The policy research world has generally relied on traditional forms of analysis to pore through numerical data (spreadsheets) or text data (journal articles). We run descriptive statistics or regressions for numerical data and read and hand-code text data. Beyond the policy research world, however, others use exponentially larger and more complex data sources and have developed and implemented innovative techniques, including artificial intelligence (AI), to help analyze “big” data. Now it’s time for the policy world to take advantage of these analytical advances.
There are two ways for us to incorporate advances in AI right now, even if our data are not necessarily large. One is the application of natural language processing, a form of AI that enables rapid and comprehensive analysis of text information to determine the main themes and categorize items according to those themes. We now can push the boundaries of analysis beyond traditional text research materials to sources of massive amounts of text such as entire websites and large pools of social media posts.
The other application is predictive analytics, in particular applying it to administrative data collected through state or national organizations and networks. Many of our current data sources are already in formats that would enable the prediction of important individual-level outcomes, even years from when we first collect baseline data. For example, Abt has developed algorithms to predict college graduation outcomes within four years of entry, and this methodology can help predict employment.
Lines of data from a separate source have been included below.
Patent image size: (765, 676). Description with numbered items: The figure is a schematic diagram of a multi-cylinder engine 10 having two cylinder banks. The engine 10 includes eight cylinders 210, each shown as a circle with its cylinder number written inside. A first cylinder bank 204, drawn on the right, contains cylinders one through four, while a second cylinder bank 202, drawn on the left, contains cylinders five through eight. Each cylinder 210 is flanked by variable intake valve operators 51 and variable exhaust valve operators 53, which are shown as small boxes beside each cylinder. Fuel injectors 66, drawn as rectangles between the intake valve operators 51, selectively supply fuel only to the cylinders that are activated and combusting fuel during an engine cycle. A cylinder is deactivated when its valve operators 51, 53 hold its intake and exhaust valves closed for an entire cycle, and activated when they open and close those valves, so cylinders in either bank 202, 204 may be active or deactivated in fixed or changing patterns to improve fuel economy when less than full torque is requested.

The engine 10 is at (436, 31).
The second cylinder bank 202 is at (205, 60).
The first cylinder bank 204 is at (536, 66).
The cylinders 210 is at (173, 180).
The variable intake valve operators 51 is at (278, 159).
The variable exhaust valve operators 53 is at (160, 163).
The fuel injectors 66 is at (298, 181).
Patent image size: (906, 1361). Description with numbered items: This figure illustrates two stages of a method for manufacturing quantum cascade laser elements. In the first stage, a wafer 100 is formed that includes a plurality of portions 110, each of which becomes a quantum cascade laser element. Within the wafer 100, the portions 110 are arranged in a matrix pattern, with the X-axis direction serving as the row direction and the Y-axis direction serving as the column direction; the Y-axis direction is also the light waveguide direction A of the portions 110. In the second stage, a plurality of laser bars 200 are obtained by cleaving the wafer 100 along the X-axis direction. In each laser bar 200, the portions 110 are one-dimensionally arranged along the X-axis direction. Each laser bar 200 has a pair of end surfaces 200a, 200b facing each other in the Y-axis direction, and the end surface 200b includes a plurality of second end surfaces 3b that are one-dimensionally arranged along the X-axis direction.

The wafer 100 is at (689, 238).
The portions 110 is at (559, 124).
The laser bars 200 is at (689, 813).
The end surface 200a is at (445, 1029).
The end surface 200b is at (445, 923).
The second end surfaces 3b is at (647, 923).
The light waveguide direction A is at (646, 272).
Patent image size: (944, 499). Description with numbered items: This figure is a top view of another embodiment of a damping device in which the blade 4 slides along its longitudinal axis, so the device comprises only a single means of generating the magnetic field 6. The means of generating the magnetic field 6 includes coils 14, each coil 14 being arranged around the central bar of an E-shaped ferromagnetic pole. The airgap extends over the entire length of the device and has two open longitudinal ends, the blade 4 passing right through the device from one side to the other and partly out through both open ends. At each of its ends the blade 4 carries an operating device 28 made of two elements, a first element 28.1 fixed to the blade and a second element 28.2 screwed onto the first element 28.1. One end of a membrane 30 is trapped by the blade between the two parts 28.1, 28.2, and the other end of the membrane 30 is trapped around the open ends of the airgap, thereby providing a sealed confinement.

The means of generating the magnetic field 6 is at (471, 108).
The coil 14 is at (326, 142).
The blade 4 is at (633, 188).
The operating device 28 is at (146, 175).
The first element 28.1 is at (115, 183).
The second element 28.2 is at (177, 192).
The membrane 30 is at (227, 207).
Other work focuses on using AI and 300 beneficiary characteristics to predict survival among Medicare beneficiaries at the end of life.
Our industry’s culture will have no choice but to adapt to AI as our data sources become larger and richer. That means continuing to train algorithms for both text and numerical data sources so that they become more reliable and viable for implementation.
What will the future look like? Within two or three years, images and videos and their enormous amounts of data will begin to play a larger role in our industry. Abt is beginning to use computer vision, another form of AI, with smartphone images to identify and count the eggs of malaria-carrying mosquitoes. This can significantly reduce the time that field workers currently devote to identify eggs by hand. We can use geospatial data to help predict the onset of natural disasters. That’s akin to using images of skin moles and lungs to predict cancer, something the medical industry is already beginning to do with great accuracy. In our policy research world, we can begin to imagine incorporating other visual sources of data such as road and traffic maps into research on how individuals receive medical services or how they use transportation to go to work and perform activities of daily living.
If other industries are any indicator of how to use data for analysis, our policy research industry should prepare for a world of large and rich data sources from what we currently consider non-traditional areas. Data from the internet or gathered via images and videos may become regular sources for research and applications for our clients. I doubt we’ll completely abandon our traditional analytical tools. But with data easier and cheaper to collect and analyze, we can combine, say, AI and regression analysis and get the best of both worlds. The result: better data and better decision-making.